I have been experimenting with the strict and lazy ST monads, and I do not understand clearly the degree of laziness of each. For example, using the lazy Control.Monad.State.Lazy monad we can write:

main = print $ (flip evalState) "a" $ do
    forever $ put "b"
    put "c"
    get

This works fine and outputs "c". Dually, the same code for the strict Control.Monad.State.Strict variant will run put "b" forever, and hang.

Intuitively, I would expect the same duality to hold for the ST monads. That is, given the code:

main = print $ S.runST $ do
        r <- newSTRef "a"
        forever $ writeSTRef r "b"
        writeSTRef r "c"
        readSTRef r

Control.Monad.ST.Lazy should output "c", while Control.Monad.ST.Strict should hang. However, they both loop indefinitely. I believe that there is a valid reason for this, like: reading backwards, the reference r is not yet allocated at the time that the last writeSTRef is called. But it somehow feels like we could do better.

How lazy is the lazy Control.Monad.ST.Lazy monad?

Surprisingly, it is perfectly lazy. But Data.STRef.Lazy isn't.

ST.Lazy is lazy

Lets focus on another example for a second:

import qualified Control.Monad.ST as S
import qualified Control.Monad.ST.Lazy as L

squared :: Monad m => m [Integer]
squared = mapM (return . (^2)) [1..]

ok, oops :: [Integer]
ok   = L.runST squared
oops = S.runST squared

Even though ok and oops should do the same, we can get only the elements of ok. If we would try to use head oops, we would fail. However, concerning ok, we can take arbitrarily many elements.

Or, to compare them to the non-monadic squared list, they behave like:

ok, oops :: [Integer]
ok'   = map (^2) [1..]
oops' = let x = map (^2) [1..] in force x -- Control.DeepSeq.force

That's because the strict version evaluates all state operations, even though they're not required for our result. On the other hand, the lazy version delays the operations:

This module presents an identical interface to Control.Monad.ST, except that the monad delays evaluation of state operations until a value depending on them is required.

What about readSTRef?

Now lets focus again on your example. Note that we can get an infinite loop with even simpler code:

main = print $ L.runST $ do
    forever $ return ()
    r <- newSTRef "a"
    readSTRef r

If we add an additional return at the end …

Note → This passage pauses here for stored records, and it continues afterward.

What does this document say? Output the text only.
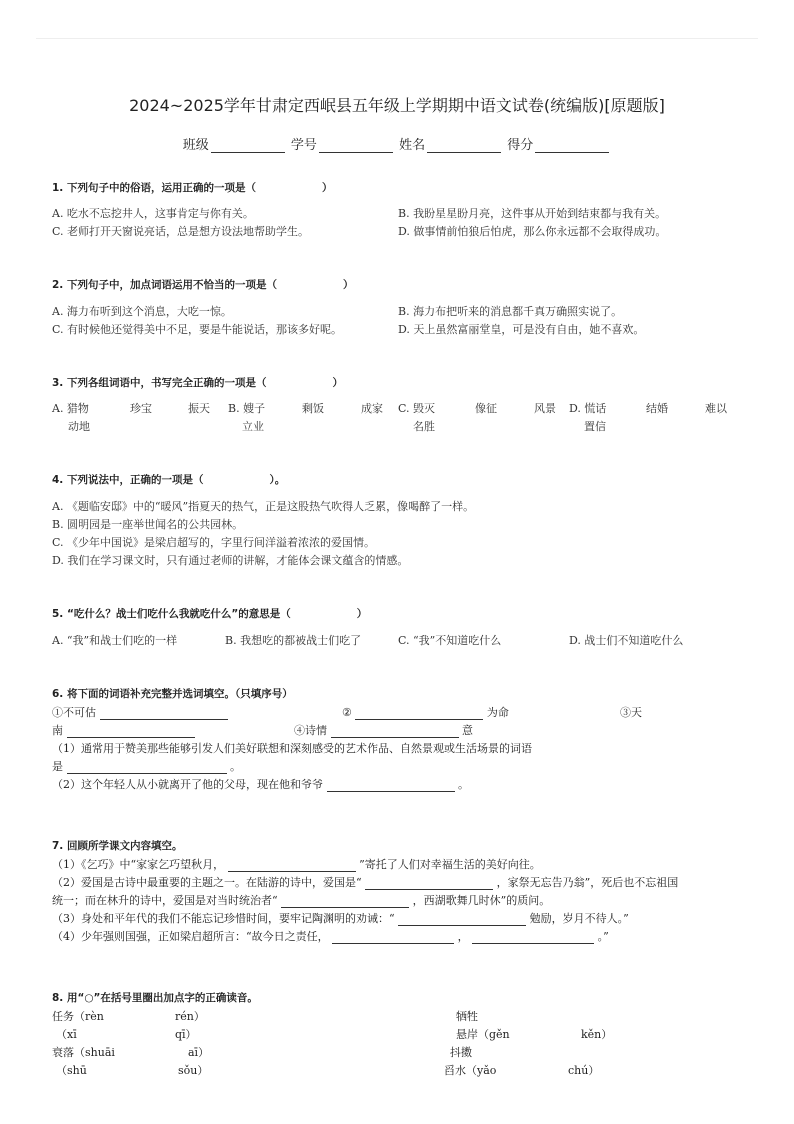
2024~2025学年甘肃定西岷县五年级上学期期中语文试卷(统编版)[原题版]
班级	学号	姓名	得分
1. 下列句子中的俗语，运用正确的一项是（	）
A. 吃水不忘挖井人，这事肯定与你有关。	B. 我盼星星盼月亮，这件事从开始到结束都与我有关。
C. 老师打开天窗说亮话，总是想方设法地帮助学生。	D. 做事情前怕狼后怕虎，那么你永远都不会取得成功。
2. 下列句子中，加点词语运用不恰当的一项是（	）
A. 海力布听到这个消息，大吃一惊。	B. 海力布把听来的消息都千真万确照实说了。
C. 有时候他还觉得美中不足，要是牛能说话，那该多好呢。	D. 天上虽然富丽堂皇，可是没有自由，她不喜欢。
3. 下列各组词语中，书写完全正确的一项是（	）
A. 猎物	珍宝	振天
动地
B. 嫂子	剩饭	成家
立业
C. 毁灭	像征	风景
名胜
D. 慌话	结婚	难以
置信
4. 下列说法中，正确的一项是（	）。
A. 《题临安邸》中的“暖风”指夏天的热气，正是这股热气吹得人乏累，像喝醉了一样。
B. 圆明园是一座举世闻名的公共园林。
C. 《少年中国说》是梁启超写的，字里行间洋溢着浓浓的爱国情。
D. 我们在学习课文时，只有通过老师的讲解，才能体会课文蕴含的情感。
5. “吃什么？战士们吃什么我就吃什么”的意思是（	）
A. “我”和战士们吃的一样	B. 我想吃的都被战士们吃了	C. “我”不知道吃什么	D. 战士们不知道吃什么
6. 将下面的词语补充完整并选词填空。（只填序号）
①不可估	②	为命	③天
南	④诗情	意
（1）通常用于赞美那些能够引发人们美好联想和深刻感受的艺术作品、自然景观或生活场景的词语
是	。
（2）这个年轻人从小就离开了他的父母，现在他和爷爷	。
7. 回顾所学课文内容填空。
（1）《乞巧》中“家家乞巧望秋月，	”寄托了人们对幸福生活的美好向往。
（2）爱国是古诗中最重要的主题之一。在陆游的诗中，爱国是“	，家祭无忘告乃翁”，死后也不忘祖国
统一；而在林升的诗中，爱国是对当时统治者“	，西湖歌舞几时休”的质问。
（3）身处和平年代的我们不能忘记珍惜时间，要牢记陶渊明的劝诫：“	勉励，岁月不待人。”
（4）少年强则国强，正如梁启超所言：“故今日之责任，	，	。”
8. 用“○”在括号里圈出加点字的正确读音。
任务（rèn	rén）	牺牲
（xī	qī）	悬岸（gěn	kěn）
衰落（shuāi	aī）	抖擞
（shū	sǒu）	舀水（yǎo	chú）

main = print $ L.runST $ do
    forever $ return ()
    r <- newSTRef "a"
    readSTRef r
    return "a"

… everything is fine. So apparently there's something strict in newSTRef or readSTRef. Lets have a look at their implementation:

import qualified Data.STRef as ST

newSTRef        = strictToLazyST . ST.newSTRef
readSTRef       = strictToLazyST . ST.readSTRef
writeSTRef  r a = strictToLazyST (ST.writeSTRef r a)

And there's the culprit. Data.STRef.Lazy is actually implemented via Data.STRef, which is meant for Control.Monad.ST.Strict. strictToLazyST only hides this detail:

strictToLazyST :: ST.ST s a -> ST s a
strictToLazyST m = ST $ \s ->

Convert a strict ST computation into a lazy one. The strict state thread passed to strictToLazyST is not performed until the result of the lazy state thread it returns is demanded.

Now lets put things together:

• in main, we want to print the value given by the lazy ST computation
• the lazy ST computation's value is given by a lazy readSTRef
• the lazy readSTRef is actually implemented as a lazy wrapper around the strict readSTRef
• the strict readSTRef evaluates the state as if it was a strict one
• the strict evaluation of forever $ return () bites us

So the current ST.Lazy is lazy enough. It's the Data.STRef.Lazy that's too strict. As long as Data.STRef.Lazy is based on strictToLazyST, this behavior will endure.